If you like to use online travel agents for booking, your options just got narrower. Travelocity, known pretty much for its gnome these days and not much else, has decided to become just a brand without much behind it. It’s outsourcing its back-end to rival Expedia in the US and Canada.
You might be scratching your head on this one. Why would Travelocity just give up? Well, it’s part of a larger issue going on at parent company Sabre. Sabre just kicked out its CEO and appears to be focused on an IPO. That means cutting or fixing the businesses that aren’t earning their keep. And Travelocity is one of those.
Of course, much of this is likely Sabre’s own doing. It hasn’t invested much in Travelocity for quite some time while other sites like Expedia and Priceline have done the exact opposite. In airline circles, Travelocity was best known for its awesome Dream Maps that let you see fares from a single city to many destinations. That disappeared several years ago. And Travelocity just continues to flounder.
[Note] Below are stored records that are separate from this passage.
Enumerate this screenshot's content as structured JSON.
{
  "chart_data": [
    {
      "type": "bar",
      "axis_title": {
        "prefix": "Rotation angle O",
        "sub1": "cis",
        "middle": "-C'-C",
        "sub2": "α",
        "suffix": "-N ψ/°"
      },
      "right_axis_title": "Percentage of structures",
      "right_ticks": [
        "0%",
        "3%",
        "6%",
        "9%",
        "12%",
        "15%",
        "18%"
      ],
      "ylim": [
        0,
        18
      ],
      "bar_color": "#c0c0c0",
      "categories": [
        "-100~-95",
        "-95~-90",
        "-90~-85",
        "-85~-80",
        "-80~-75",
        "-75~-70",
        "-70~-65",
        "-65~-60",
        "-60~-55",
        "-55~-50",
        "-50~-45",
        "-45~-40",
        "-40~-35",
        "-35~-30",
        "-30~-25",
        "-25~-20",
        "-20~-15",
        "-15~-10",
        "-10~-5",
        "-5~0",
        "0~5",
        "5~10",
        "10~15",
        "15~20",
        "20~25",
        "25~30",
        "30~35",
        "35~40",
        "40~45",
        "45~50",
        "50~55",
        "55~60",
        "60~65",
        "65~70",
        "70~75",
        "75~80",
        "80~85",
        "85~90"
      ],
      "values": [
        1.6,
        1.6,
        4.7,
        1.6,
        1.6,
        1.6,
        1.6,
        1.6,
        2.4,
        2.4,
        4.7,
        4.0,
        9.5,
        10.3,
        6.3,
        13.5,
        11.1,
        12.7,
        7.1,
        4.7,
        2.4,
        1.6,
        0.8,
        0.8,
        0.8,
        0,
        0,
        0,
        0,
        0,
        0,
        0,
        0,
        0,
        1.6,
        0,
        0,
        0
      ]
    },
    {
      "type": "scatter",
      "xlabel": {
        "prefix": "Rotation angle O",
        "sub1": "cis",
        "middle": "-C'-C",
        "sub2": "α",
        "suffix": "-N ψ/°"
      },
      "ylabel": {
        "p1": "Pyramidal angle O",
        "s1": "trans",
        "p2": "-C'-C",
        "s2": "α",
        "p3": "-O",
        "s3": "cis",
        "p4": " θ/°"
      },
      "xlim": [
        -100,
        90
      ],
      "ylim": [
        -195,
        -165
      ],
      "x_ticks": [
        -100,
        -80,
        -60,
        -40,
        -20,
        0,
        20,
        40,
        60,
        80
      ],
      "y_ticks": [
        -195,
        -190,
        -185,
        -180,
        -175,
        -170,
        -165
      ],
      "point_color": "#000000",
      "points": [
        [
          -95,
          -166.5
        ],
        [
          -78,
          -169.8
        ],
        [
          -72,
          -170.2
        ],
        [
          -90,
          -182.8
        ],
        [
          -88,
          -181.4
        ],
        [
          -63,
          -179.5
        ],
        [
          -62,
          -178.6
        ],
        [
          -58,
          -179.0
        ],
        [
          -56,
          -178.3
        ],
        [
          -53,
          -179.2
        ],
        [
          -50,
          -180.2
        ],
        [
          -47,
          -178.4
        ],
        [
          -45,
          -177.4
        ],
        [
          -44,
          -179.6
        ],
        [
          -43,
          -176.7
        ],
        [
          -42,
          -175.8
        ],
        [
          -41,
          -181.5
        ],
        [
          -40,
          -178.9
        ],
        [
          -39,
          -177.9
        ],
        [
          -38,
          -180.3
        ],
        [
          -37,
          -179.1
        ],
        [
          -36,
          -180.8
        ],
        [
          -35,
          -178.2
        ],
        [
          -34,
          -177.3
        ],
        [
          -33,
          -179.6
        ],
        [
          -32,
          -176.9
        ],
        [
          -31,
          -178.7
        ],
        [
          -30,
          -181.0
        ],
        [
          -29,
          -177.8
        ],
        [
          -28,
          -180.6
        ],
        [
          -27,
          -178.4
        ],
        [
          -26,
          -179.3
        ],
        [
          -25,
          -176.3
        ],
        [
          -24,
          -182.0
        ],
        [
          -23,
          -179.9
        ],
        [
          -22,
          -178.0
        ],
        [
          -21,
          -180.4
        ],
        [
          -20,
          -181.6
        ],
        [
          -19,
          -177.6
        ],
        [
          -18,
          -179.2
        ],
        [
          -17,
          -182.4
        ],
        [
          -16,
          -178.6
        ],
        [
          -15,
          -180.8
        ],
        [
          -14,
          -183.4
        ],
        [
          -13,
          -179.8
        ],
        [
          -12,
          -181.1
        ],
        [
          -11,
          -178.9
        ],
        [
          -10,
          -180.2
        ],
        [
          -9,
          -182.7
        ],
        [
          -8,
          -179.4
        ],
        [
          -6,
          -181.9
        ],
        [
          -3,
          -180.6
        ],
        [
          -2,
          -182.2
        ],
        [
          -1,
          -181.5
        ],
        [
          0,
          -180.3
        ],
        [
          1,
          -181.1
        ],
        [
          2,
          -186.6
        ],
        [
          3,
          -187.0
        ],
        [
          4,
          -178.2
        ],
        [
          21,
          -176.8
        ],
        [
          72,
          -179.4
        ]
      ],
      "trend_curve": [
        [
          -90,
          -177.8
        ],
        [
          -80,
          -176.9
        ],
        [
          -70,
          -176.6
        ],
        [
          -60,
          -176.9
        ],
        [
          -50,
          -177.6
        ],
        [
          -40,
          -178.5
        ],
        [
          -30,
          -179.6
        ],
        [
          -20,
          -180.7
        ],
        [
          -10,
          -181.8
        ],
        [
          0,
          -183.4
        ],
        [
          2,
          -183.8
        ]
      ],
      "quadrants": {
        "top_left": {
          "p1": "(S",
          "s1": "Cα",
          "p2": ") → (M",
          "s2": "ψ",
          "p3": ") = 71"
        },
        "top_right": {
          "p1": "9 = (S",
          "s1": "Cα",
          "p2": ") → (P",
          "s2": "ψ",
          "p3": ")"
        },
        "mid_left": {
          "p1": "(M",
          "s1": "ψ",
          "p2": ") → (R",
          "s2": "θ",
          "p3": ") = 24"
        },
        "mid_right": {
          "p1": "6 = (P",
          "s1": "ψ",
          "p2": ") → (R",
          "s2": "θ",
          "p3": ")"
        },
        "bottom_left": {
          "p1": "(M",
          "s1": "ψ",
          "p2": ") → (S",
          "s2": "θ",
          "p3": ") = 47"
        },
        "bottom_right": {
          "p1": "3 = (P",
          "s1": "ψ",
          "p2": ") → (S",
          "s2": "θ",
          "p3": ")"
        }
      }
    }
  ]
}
How do you fix that? Well, you can start pouring cash into building a better site for consumers, but that costs money and the outcome is uncertain since others already have a large head start. If you’re trying to pretty up a company to get to an IPO, the last thing you want to do is spend a ton of money like that.
Instead, Travelocity can just gut itself. The company has effectively admitted that Expedia can do a better job, so it’s just going to show the same results. Of course, the results don’t have to be exactly the same. Travelocity becomes a marketing engine. They might choose to sort differently than Expedia, or maybe they’ll filter out options in different ways. On the hotel side, Travelocity may choose a different mark-up than Expedia does. But you should never see a hotel available on one site and not the other, because the inventory is coming from the same place.
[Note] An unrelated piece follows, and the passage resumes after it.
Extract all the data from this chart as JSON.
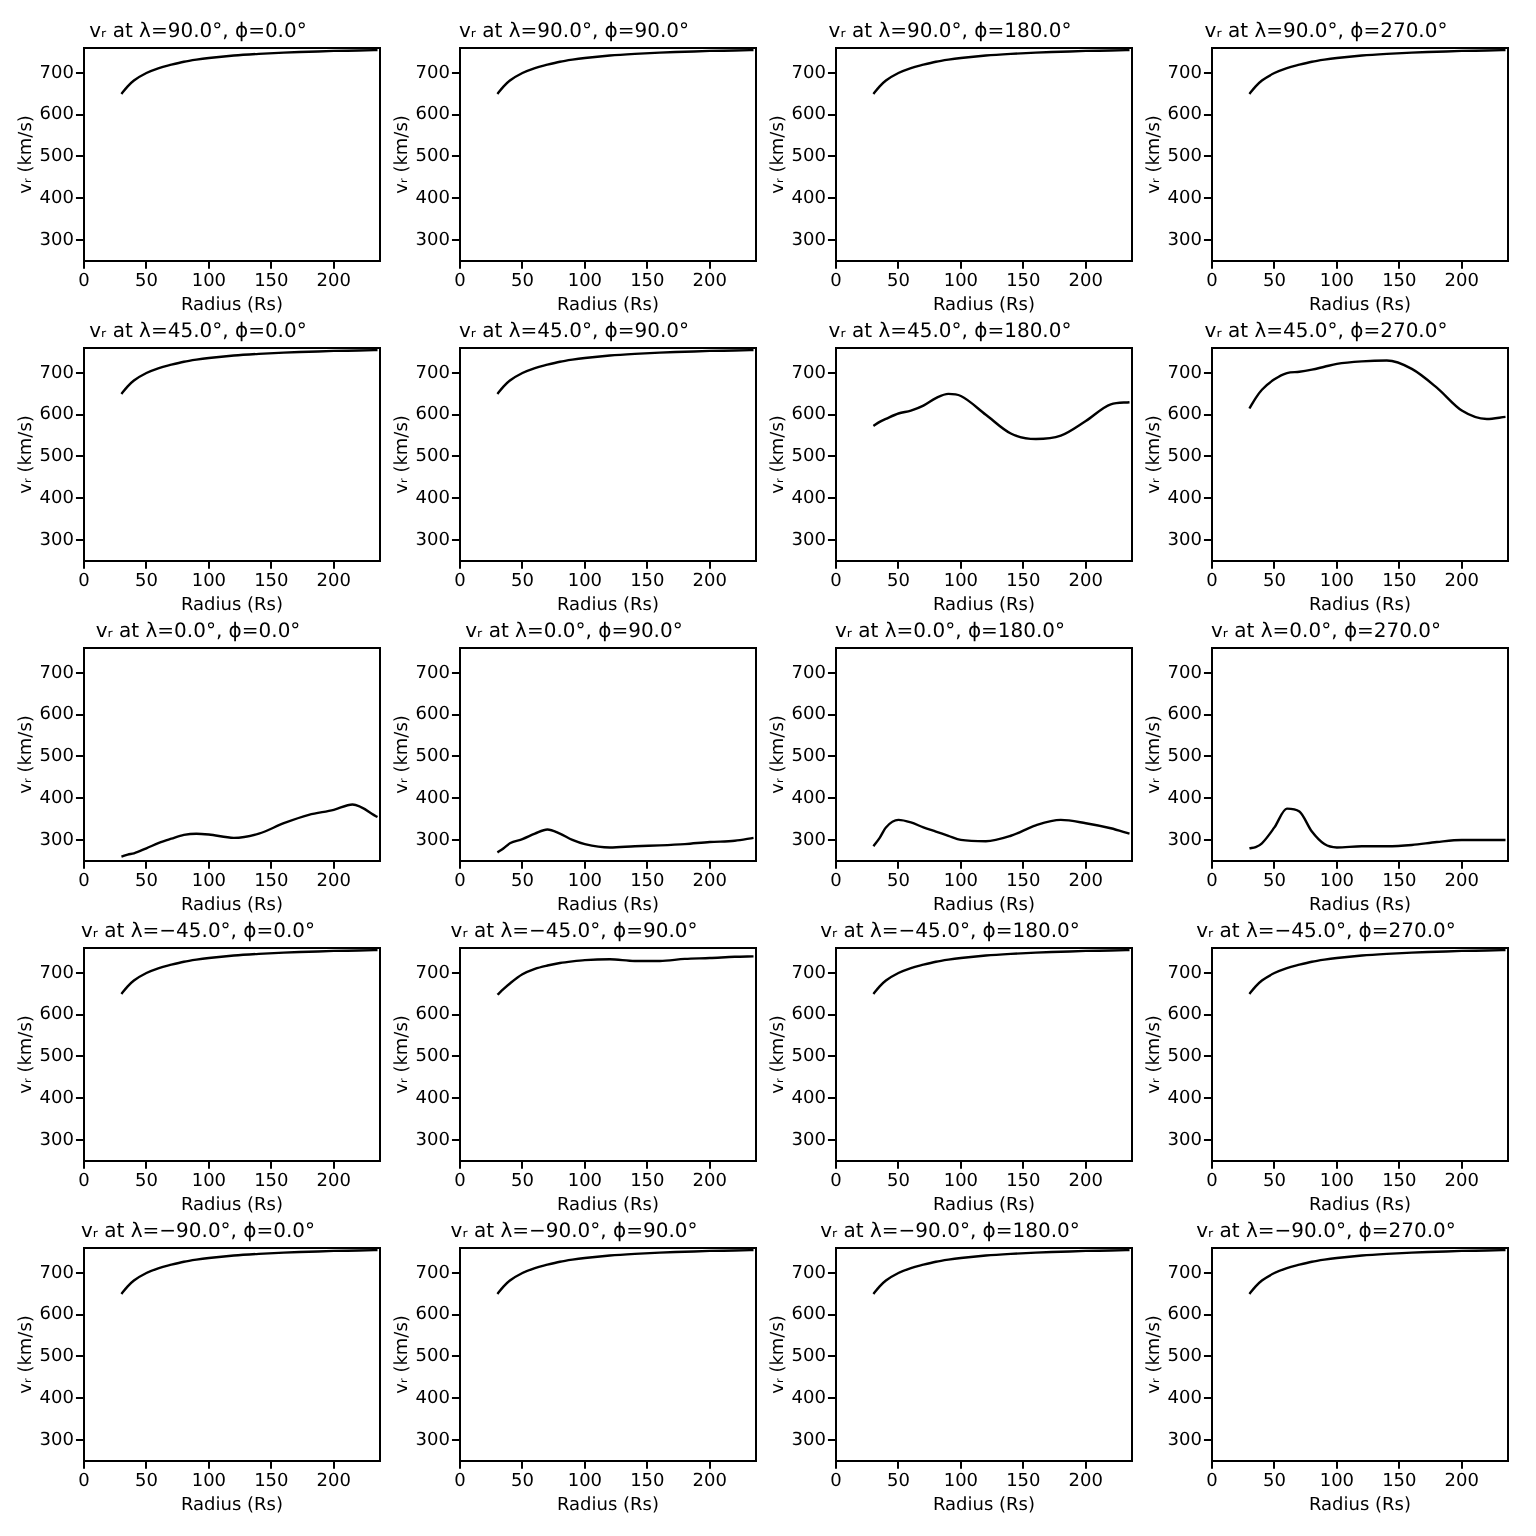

Worst case, Travelocity ends up like Cheap Tickets. That used to be an independent website with a niche that worked well. But once Cheap Tickets was bought buy Orbitz’s parent, it became simply a clone of Orbitz with a slightly different color scheme. This move may not go nearly as far since Travelocity will remain a separate company, but if you can’t differentiate yourself with better results, then you really hurt your value proposition.
If this is the case, why wouldn’t Sabre just sell Travelocity entirely instead of putting together this goofy arrangement? I can think of two reasons, the first which seems more likely. First, Sabre wants to keep Travelocity’s revenue stream in the portfolio. In 2011, Travelocity generated $825 million in revenue but it was unprofitable. (All of Sabre generated $3 billion total.) If you can gut the costs by outsourcing the back-end, you can hopefully turn a profit. And then you have nearly an extra billion bucks in revenue to make you look more awesome for your IPO.
Another theory was put forward by Henry Harteveldt at Hudson Crossing. He says:
We believe one reason why Expedia opted not to buy Travelocity outright was concern that, in the wake of the US Department of Justice’s antitrust lawsuit contesting the American Airlines-US Airways merger, such a deal would be denied. Instead, we have this “arm’s length” marriage.
Ah yes, the whole “DOJ is on the warpath” argument. I suppose that’s possible as well, but I still think the former makes the most sense. Still, Sabre wants to get to IPO as quickly as it can so clearly there’s no interest in any long drawn out fight with anything.
If you’re a Travelocity user, I’ll be curious to hear if you notice any big differences once this all goes into effect, sometime in 2014.